Take the case of a 50-year-old Washington State man. Back in January, he was facing a judge on his fifth DUI charge for an arrest that occurred three months earlier when he was stopped for speeding. While at the sentencing, the prosecutor announced that she smelled alcohol on the defendant. A handheld breathalyzer administered by a deputy revealed his blood alcohol level was over the limit at 0.14 percent. He had driven to court drunk, despite the fact that he was already supposed to have been using an ignition interlock device from a previous arrest.
He served two weeks in jail before posting a bond of $10,000.

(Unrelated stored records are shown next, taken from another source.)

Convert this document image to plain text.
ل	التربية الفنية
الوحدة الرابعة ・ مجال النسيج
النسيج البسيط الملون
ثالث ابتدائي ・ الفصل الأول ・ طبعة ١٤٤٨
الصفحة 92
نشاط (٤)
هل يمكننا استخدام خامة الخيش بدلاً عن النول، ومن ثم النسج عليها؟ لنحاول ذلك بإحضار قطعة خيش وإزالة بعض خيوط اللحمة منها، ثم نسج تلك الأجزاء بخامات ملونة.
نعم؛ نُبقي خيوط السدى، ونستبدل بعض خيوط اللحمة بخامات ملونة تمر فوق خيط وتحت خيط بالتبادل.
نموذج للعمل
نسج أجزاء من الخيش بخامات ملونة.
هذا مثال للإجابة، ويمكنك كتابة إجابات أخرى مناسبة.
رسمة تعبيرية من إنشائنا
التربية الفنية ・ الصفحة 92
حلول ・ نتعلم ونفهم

Two weeks later, he was involved in a fatal car accident in which a couple from Indiana was killed and their daughter-in-law and infant grandchild were critically injured, just outside of Seattle. He was behind the wheel of a vehicle that reportedly struck theirs in an intersection. Authorities said his blood alcohol level was at 0.22 percent at the time.
How did he continue to get around it? According to court records, the ignition interlock device had been ordered to be installed on his pick-up truck. However, he had another vehicle in his possession that did not have a device installed on it, an oversight by the court.
Now, that same individual is being held on $2.5 million bail on felony charges of vehicular homicide and vehicular assault.
It’s unclear whether other measures might have prevented this accident, but it’s clear that tougher ignition interlock devices did not. D.C. is not immune from the continued barrage of tougher DUI laws. Just this year, the D.C. council made installation of interlock ignition devices mandatory for all DUI offenders, including those arrested just one time.
But they are not as infallible as manufacturers and promoters want to make them out to be. They do nothing to thwart drivers who are impaired by controlled substances. They also don’t stop these individuals from driving someone else’s vehicle. Law enforcement officials admit there is no way to know whether someone required to have an ignition interlock device is driving another vehicle or not – unless they are pulled over.
Tougher DUI legislation is one of those things that is relatively easy to pass because it may look good for politicians and very few people will stand up for the rights of those who have been arrested for drunk driving. We are among those who believe accused DUI offenders’ rights are just as important as everyone else’s. Legislators should take care to pass laws that make sense and are actually effective.